Let’s explore. To understand why you should be a homeowner, we need to identify the many benefits of homeownership, primarily focusing on the financial benefits of homeownership: debt paydown, appreciation, and tax benefits. If it were an investment property, there would be even more: rental income and rental property depreciation.
To best understand the financial benefit of homeownership, let’s walk through a hypothetical scenario of a couple looking to buy in Santa Cruz:
Buying in Santa Cruz, CA:
Using a 30-year fixed mortgage at 5% interest rate
Married: Filed Jointly
Cumulative Income: $350,000
Purchase Price: $1.5M
Down Payment: $300k
Mortgage Amount: $1.2M
Monthly Payment: $6,441.86
Let’s assume this couple (referred to as Jack and Jill) are first-time homebuyers who plan on starting a family soon.

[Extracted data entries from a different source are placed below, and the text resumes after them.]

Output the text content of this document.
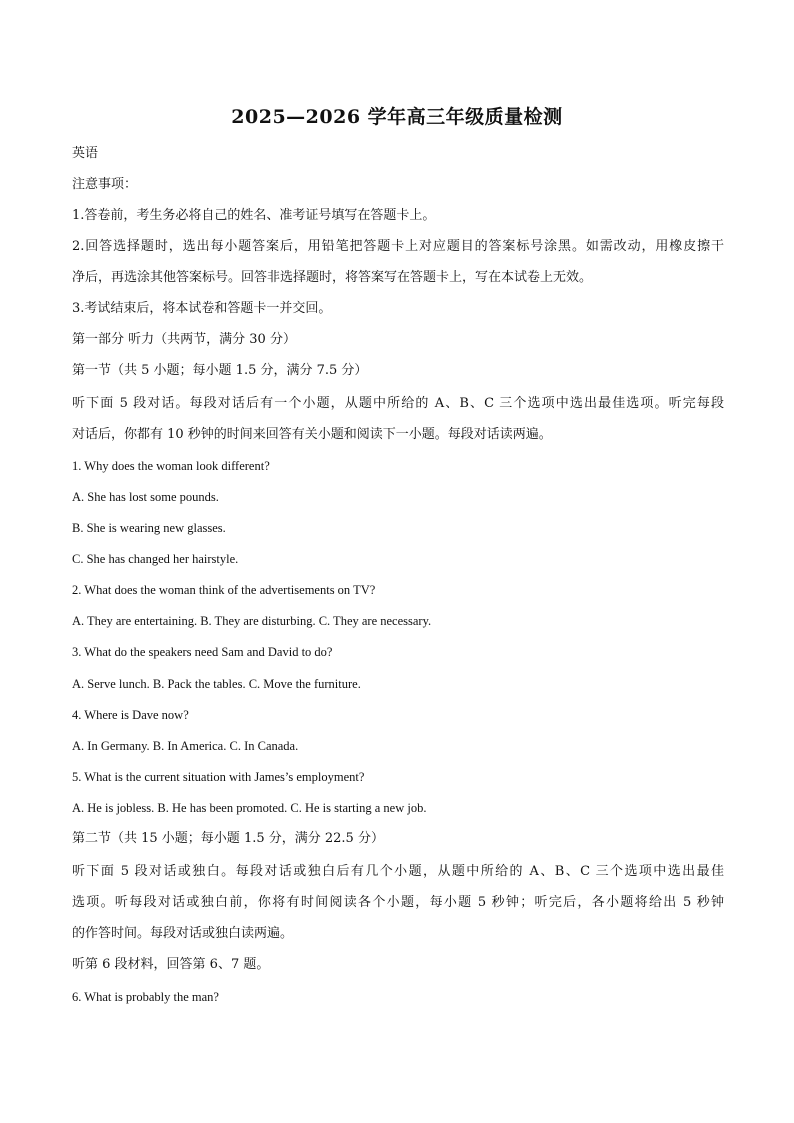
2025—2026 学年高三年级质量检测
英语
注意事项：
1.答卷前，考生务必将自己的姓名、准考证号填写在答题卡上。
2.回答选择题时，选出每小题答案后，用铅笔把答题卡上对应题目的答案标号涂黑。如需改动，用橡皮擦干
净后，再选涂其他答案标号。回答非选择题时，将答案写在答题卡上，写在本试卷上无效。
3.考试结束后，将本试卷和答题卡一并交回。
第一部分 听力（共两节，满分 30 分）
第一节（共 5 小题；每小题 1.5 分，满分 7.5 分）
听下面 5 段对话。每段对话后有一个小题，从题中所给的 A、B、C 三个选项中选出最佳选项。听完每段
对话后，你都有 10 秒钟的时间来回答有关小题和阅读下一小题。每段对话读两遍。
1. Why does the woman look different?
A. She has lost some pounds.
B. She is wearing new glasses.
C. She has changed her hairstyle.
2. What does the woman think of the advertisements on TV?
A. They are entertaining. B. They are disturbing. C. They are necessary.
3. What do the speakers need Sam and David to do?
A. Serve lunch. B. Pack the tables. C. Move the furniture.
4. Where is Dave now?
A. In Germany. B. In America. C. In Canada.
5. What is the current situation with James’s employment?
A. He is jobless. B. He has been promoted. C. He is starting a new job.
第二节（共 15 小题；每小题 1.5 分，满分 22.5 分）
听下面 5 段对话或独白。每段对话或独白后有几个小题，从题中所给的 A、B、C 三个选项中选出最佳
选项。听每段对话或独白前，你将有时间阅读各个小题，每小题 5 秒钟；听完后，各小题将给出 5 秒钟
的作答时间。每段对话或独白读两遍。
听第 6 段材料，回答第 6、7 题。
6. What is probably the man?
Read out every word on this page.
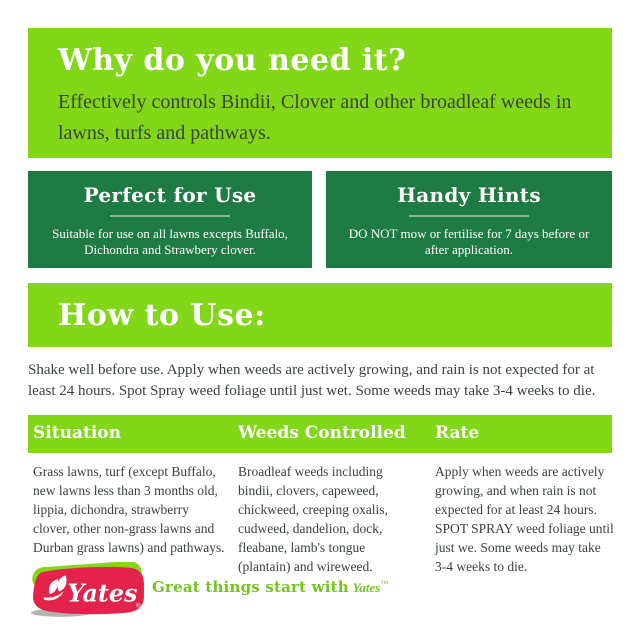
Why do you need it?

Effectively controls Bindii, Clover and other broadleaf weeds in lawns, turfs and pathways.

Perfect for Use

Suitable for use on all lawns excepts Buffalo, Dichondra and Strawbery clover.

Handy Hints

DO NOT mow or fertilise for 7 days before or after application.

How to Use:

Shake well before use. Apply when weeds are actively growing, and rain is not expected for at least 24 hours. Spot Spray weed foliage until just wet. Some weeds may take 3-4 weeks to die.

Situation	Weeds Controlled Rate
Grass lawns, turf (except Buffalo, new lawns less than 3 months old, lippia, dichondra, strawberry clover, other non-grass lawns and Durban grass lawns) and pathways.
Broadleaf weeds including bindii, clovers, capeweed, chickweed, creeping oxalis, cudweed, dandelion, dock, fleabane, lamb's tongue (plantain) and wireweed.
Apply when weeds are actively growing, and when rain is not expected for at least 24 hours. SPOT SPRAY weed foliage until just we. Some weeds may take 3-4 weeks to die.
Yates
®
Great things start with Yates™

They are both successful in the tech industry, love the lifestyle of Santa Cruz and now have the benefit of working from home. With Santa Cruz being 30% cheaper than Silicon Valley, it becomes a very attractive choice. As they commit to the 5-year plan, they are weighing the decision to Rent or Buy.
An ideal 3-bed-2-bath rental just came on the market for $5,000.
If they Rent:
If they rent for 5 years at $5,000 per year, they will have paid $300,000 to someone else.
NOTE: This doesn’t even account for the potential of continually rising rents.
If they Buy:
The monthly payment with principal and interest in this scenario is $6,441.86. You also have additional costs such as property taxes, utilities, and repairs/maintenance. Adding property taxes to the equation the monthly cost expands to $7,979.36.
At first glance, renting seems like the obvious choice but let’s dig deeper.
One of the benefits of owning is that instead of paying off someone else’s mortgage, you are paying off your own. The Principle Paydown is the portion of the payments that go toward actually paying off the house. With an amortization schedule, the majority of the early payments are going toward interest on the loan but as you pay it off over the years, more goes toward the principle. This allows you to build equity in your home. After five years, the equity built from debt paydown is $98,055.21.
Another huge benefit for homeowners is the tax benefits. The interest that you pay on your mortgage is tax-deductible as is the property tax (although the property tax deduction is capped at $10,000 per year). After five years, the cumulative tax benefit is $142,667.04.
Historically, Real Estate prices go up over time so it’s safe to predict the value of your home will continue to rise after purchasing. We assumed a highly conservative 3% annual growth rate. For reference, the Cumulative Annual Growth Rate (CAGR) in Santa Cruz County since 2010 is 7.6%. After five years, the value added from appreciation is $238,911.11.
After 5 years:
- The cumulative homeowner benefit is $479,633.36.
- The cumulative benefit of not paying rent is $300,000.
- The cumulative expenses (interest and property taxes) are $-380,706.35.
- The NET benefit of homeownership versus renting is $398,927.01.
In the example above, homeownership would pay these potential homeowners about $80,000 a year!
In conclusion: should this couple rent or own?
If Jack and Jill rent, they are paying $300,000 over 5 years. They have built no equity, paid down no debt, nor experienced the pride of homeownership.
If Jack and Jill own, their monthly payments are significantly more expensive. However, they are receiving the benefits of homeownership in principle paydown, tax savings, and appreciation. Their cumulative benefits exceed their monthly total expenses. This means they are building wealth by just owning the home. Add to that they aren’t paying rent and are experiencing the NET value of homeownership, the overwhelming answer to the question is:
Homeownership > Renting
NOTE: if you’d like to plug in your own numbers on the sheet I created, click HERE.
Wrapping up, analysis and data help us sort through the noise to make high-quality decisions. The data makes a couple of things crystal clear: homeownership is extremely valuable, while renting is not. Homeowners have the opportunity to create and add value. If their vision is right, they can add significant forced appreciation to the home. It just so happens that, monetarily, it’s also an incredibly sound financial decision.
So, buyers: if you are asking yourself, “Am I making the right decision?”, the answer is a resounding YES!